Let’s look at forecasting results¶

fig, axes = plt.subplots(len(results), 1, figsize=(14, 2 * len(results)), sharex=True)

split_point = len(y_train)

for ax, (name, res) in zip(axes, results.items()):
    # Training data
    ax.plot(np.arange(len(y_train)), y_train, 'k-', linewidth=0.4, alpha=0.5, label='Train')
    # Test actual
    ax.plot(np.arange(split_point, split_point + len(y_test)), y_test, 'k-', linewidth=0.8, label='Actual')
    # Forecast
    ax.plot(np.arange(split_point, split_point + len(y_test)), res['forecasts'], 'r--', linewidth=1.2, label=f'{name} forecast')
    # Split line
    ax.axvline(split_point, color='orange', linewidth=1.5, linestyle=':', label='Train/Test split')
    ax.set(ylabel='Log return', title=f'{name}  |  RMSE={res["rmse"]:.5f}')
    ax.legend(loc='upper left')

axes[-1].set(xlabel='Time index')
plt.tight_layout()
plt.show()

# Pick the best model by RMSE
best_name = min(results, key=lambda n: results[n]['rmse'])
best_order = models_to_test[best_name]
print(f"Best model: {best_name}")

# Refit on ALL data, then forecast into the future
full_model = ARIMA(log_change, order=best_order).fit()

n_ahead = 26  # 26 weeks ~ 6 months
forecast_result = full_model.get_forecast(steps=n_ahead)
forecast_mean = forecast_result.predicted_mean
forecast_ci = forecast_result.conf_int(alpha=0.05)  # 95% CI

# Convert log returns back to prices
last_price = y_gas[-1]
# Cumulative sum of log returns -> multiply by last observed price
future_prices = last_price * np.exp(np.cumsum(forecast_mean))
ci_lower = last_price * np.exp(np.cumsum(forecast_ci[:, 0]))
ci_upper = last_price * np.exp(np.cumsum(forecast_ci[:, 1]))

# Build future date index
last_date = gas.index[-1]
future_dates = pd.date_range(last_date, periods=n_ahead + 1, freq='W')[1:]

# Plot
fig, ax = plt.subplots(figsize=(14, 5))

# Historical prices (last 2 years for context)
lookback = 104
ax.plot(gas.index[-lookback:], y_gas[-lookback:], 'k-', linewidth=0.8, label='Observed')

# Forecast
ax.plot(future_dates, future_prices, 'r-', linewidth=1.5, label=f'{best_name} forecast')
ax.fill_between(future_dates, ci_lower, ci_upper, color='red', alpha=0.15, label='95% CI')

# Split line
ax.axvline(gas.index[-1], color='orange', linewidth=1.5, linestyle=':', label='Forecast start')

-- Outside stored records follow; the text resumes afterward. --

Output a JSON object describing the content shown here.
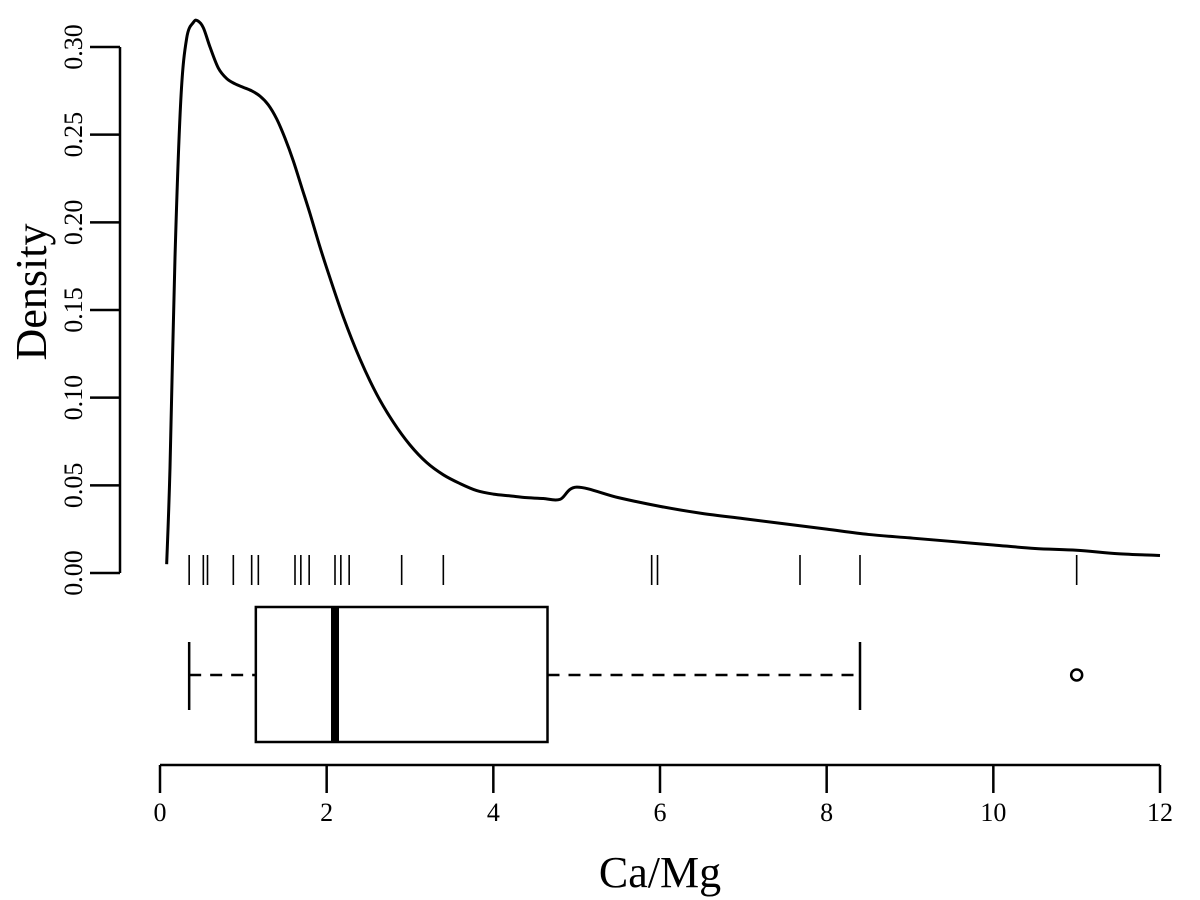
{
  "chart_data": [
    {
      "type": "line",
      "title": "",
      "xlabel": "",
      "ylabel": "Density",
      "xlim": [
        0,
        12
      ],
      "ylim": [
        0,
        0.3
      ],
      "yticks": [
        0.0,
        0.05,
        0.1,
        0.15,
        0.2,
        0.25,
        0.3
      ],
      "ytick_labels": [
        "0.00",
        "0.05",
        "0.10",
        "0.15",
        "0.20",
        "0.25",
        "0.30"
      ],
      "grid": false,
      "series": [
        {
          "x": [
            0.08,
            0.12,
            0.18,
            0.25,
            0.32,
            0.4,
            0.45,
            0.52,
            0.6,
            0.7,
            0.8,
            0.9,
            1.0,
            1.1,
            1.2,
            1.3,
            1.4,
            1.5,
            1.6,
            1.7,
            1.8,
            1.9,
            2.0,
            2.2,
            2.4,
            2.6,
            2.8,
            3.0,
            3.2,
            3.4,
            3.6,
            3.8,
            4.0,
            4.2,
            4.4,
            4.6,
            4.8,
            5.0,
            5.5,
            6.0,
            6.5,
            7.0,
            7.5,
            8.0,
            8.5,
            9.0,
            9.5,
            10.0,
            10.5,
            11.0,
            11.5,
            12.0
          ],
          "y": [
            0.005,
            0.06,
            0.18,
            0.27,
            0.305,
            0.314,
            0.315,
            0.311,
            0.3,
            0.288,
            0.282,
            0.279,
            0.277,
            0.275,
            0.272,
            0.267,
            0.259,
            0.248,
            0.235,
            0.22,
            0.205,
            0.189,
            0.174,
            0.146,
            0.122,
            0.102,
            0.086,
            0.073,
            0.063,
            0.056,
            0.051,
            0.047,
            0.045,
            0.044,
            0.043,
            0.0425,
            0.042,
            0.049,
            0.043,
            0.038,
            0.034,
            0.031,
            0.028,
            0.025,
            0.022,
            0.02,
            0.018,
            0.016,
            0.014,
            0.013,
            0.011,
            0.01
          ]
        }
      ],
      "rug": [
        0.35,
        0.52,
        0.57,
        0.88,
        1.1,
        1.18,
        1.62,
        1.69,
        1.79,
        2.1,
        2.17,
        2.27,
        2.9,
        3.4,
        5.9,
        5.97,
        7.68,
        8.4,
        11.0
      ]
    },
    {
      "type": "boxplot",
      "title": "",
      "xlabel": "Ca/Mg",
      "ylabel": "",
      "xlim": [
        0,
        12
      ],
      "xticks": [
        0,
        2,
        4,
        6,
        8,
        10,
        12
      ],
      "xtick_labels": [
        "0",
        "2",
        "4",
        "6",
        "8",
        "10",
        "12"
      ],
      "grid": false,
      "box": {
        "whisker_low": 0.35,
        "q1": 1.15,
        "median": 2.1,
        "q3": 4.65,
        "whisker_high": 8.4,
        "outliers": [
          11.0
        ]
      }
    }
  ]
}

ax.set(xlabel='Date', ylabel='$ per gallon',
       title=f'Gas Price Forecast — {best_name} (next {n_ahead} weeks)')
ax.legend()
plt.tight_layout()
plt.show()

print(f"\nCurrent price: ${last_price:.2f}")
print(f"Forecast in {n_ahead} weeks: ${future_prices[-1]:.2f}")
print(f"95% CI: [${ci_lower[-1]:.2f}, ${ci_upper[-1]:.2f}]")

Best model: AR(1)


Current price: $3.99
Forecast in 26 weeks: $4.10
95% CI: [$1.53, $10.98]

fig, ax = plt.subplots(figsize=(14, 5))
ax.plot(gas.index[-lookback:], y_gas[-lookback:], 'k-', linewidth=0.8, label='Observed')
ax.axvline(gas.index[-1], color='orange', linewidth=1.5, linestyle=':')

for name, order in models_to_test.items():
    m = ARIMA(log_change, order=order).fit()
    fc = m.get_forecast(steps=n_ahead).predicted_mean
    prices = last_price * np.exp(np.cumsum(fc))
    ax.plot(future_dates, prices, '--', linewidth=1.2, label=name)

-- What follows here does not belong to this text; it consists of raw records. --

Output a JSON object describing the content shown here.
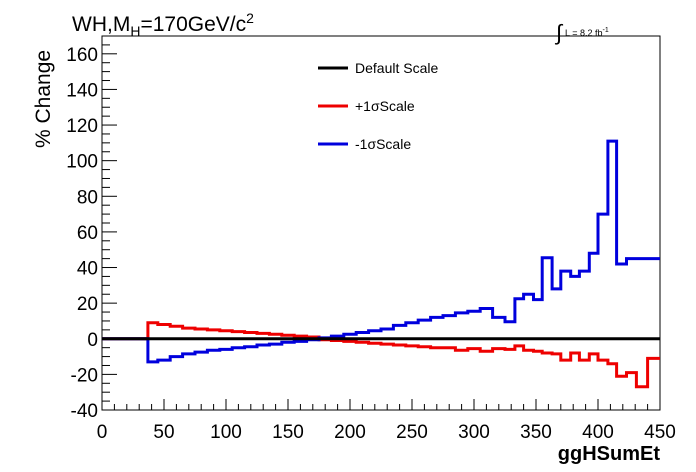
{
  "chart_data": {
    "type": "line",
    "title_parts": {
      "prefix": "WH,M",
      "sub": "H",
      "mid": "=170GeV/c",
      "sup": "2"
    },
    "luminosity": {
      "integral": "∫",
      "text": "L = 8.2 fb",
      "sup": "-1"
    },
    "xlabel": "ggHSumEt",
    "ylabel": "% Change",
    "xlim": [
      0,
      450
    ],
    "ylim": [
      -40,
      170
    ],
    "xticks": [
      0,
      50,
      100,
      150,
      200,
      250,
      300,
      350,
      400,
      450
    ],
    "yticks": [
      -40,
      -20,
      0,
      20,
      40,
      60,
      80,
      100,
      120,
      140,
      160
    ],
    "grid": false,
    "legend_position": "top-center",
    "bin_edges": [
      0,
      10,
      20,
      30,
      37,
      45,
      55,
      65,
      75,
      85,
      95,
      105,
      115,
      125,
      135,
      145,
      155,
      165,
      175,
      185,
      195,
      205,
      215,
      225,
      235,
      245,
      255,
      265,
      275,
      285,
      295,
      305,
      315,
      325,
      333,
      340,
      348,
      355,
      363,
      370,
      378,
      385,
      393,
      400,
      408,
      415,
      423,
      431,
      440,
      450
    ],
    "series": [
      {
        "name": "Default Scale",
        "color": "#000000",
        "values": [
          0,
          0,
          0,
          0,
          0,
          0,
          0,
          0,
          0,
          0,
          0,
          0,
          0,
          0,
          0,
          0,
          0,
          0,
          0,
          0,
          0,
          0,
          0,
          0,
          0,
          0,
          0,
          0,
          0,
          0,
          0,
          0,
          0,
          0,
          0,
          0,
          0,
          0,
          0,
          0,
          0,
          0,
          0,
          0,
          0,
          0,
          0,
          0,
          0
        ]
      },
      {
        "name": "+1σScale",
        "color": "#ee0000",
        "values": [
          0,
          0,
          0,
          0,
          9,
          8,
          7,
          6,
          5.5,
          5,
          4.5,
          4,
          3.5,
          3,
          2.5,
          2,
          1.5,
          1,
          -0.5,
          -1,
          -1.5,
          -2,
          -2.5,
          -3,
          -3.5,
          -4,
          -4.5,
          -5,
          -5,
          -6.5,
          -5.5,
          -7,
          -5.5,
          -6,
          -4,
          -6.5,
          -7,
          -8,
          -8.5,
          -12,
          -8,
          -12,
          -8.5,
          -12,
          -14,
          -21,
          -19,
          -27,
          -11
        ]
      },
      {
        "name": "-1σScale",
        "color": "#0000dd",
        "values": [
          0,
          0,
          0,
          0,
          -13,
          -12,
          -10,
          -8.5,
          -7.5,
          -6.5,
          -6,
          -5,
          -4.5,
          -3.5,
          -3,
          -2,
          -1.5,
          -0.5,
          0.5,
          1.5,
          2.5,
          3.5,
          4.5,
          5.5,
          7.5,
          9,
          10.5,
          12,
          13,
          14.5,
          15.5,
          17,
          12,
          9.5,
          22.5,
          25,
          22,
          45.5,
          28,
          38,
          35,
          38,
          48,
          70,
          111,
          42,
          45,
          45,
          45
        ]
      }
    ]
  }
}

ax.set(xlabel='Date', ylabel='$ per gallon', title='Gas Price Forecasts — All Models')
ax.legend()
plt.tight_layout()
plt.show()

Summary¶

The gas price data has strong autoregressive persistence, but the residuals from pure AR models often retain some short-lag structure. Adding a single MA term can help in selecting a model with relatively fewer parameters compared to a larger AR model.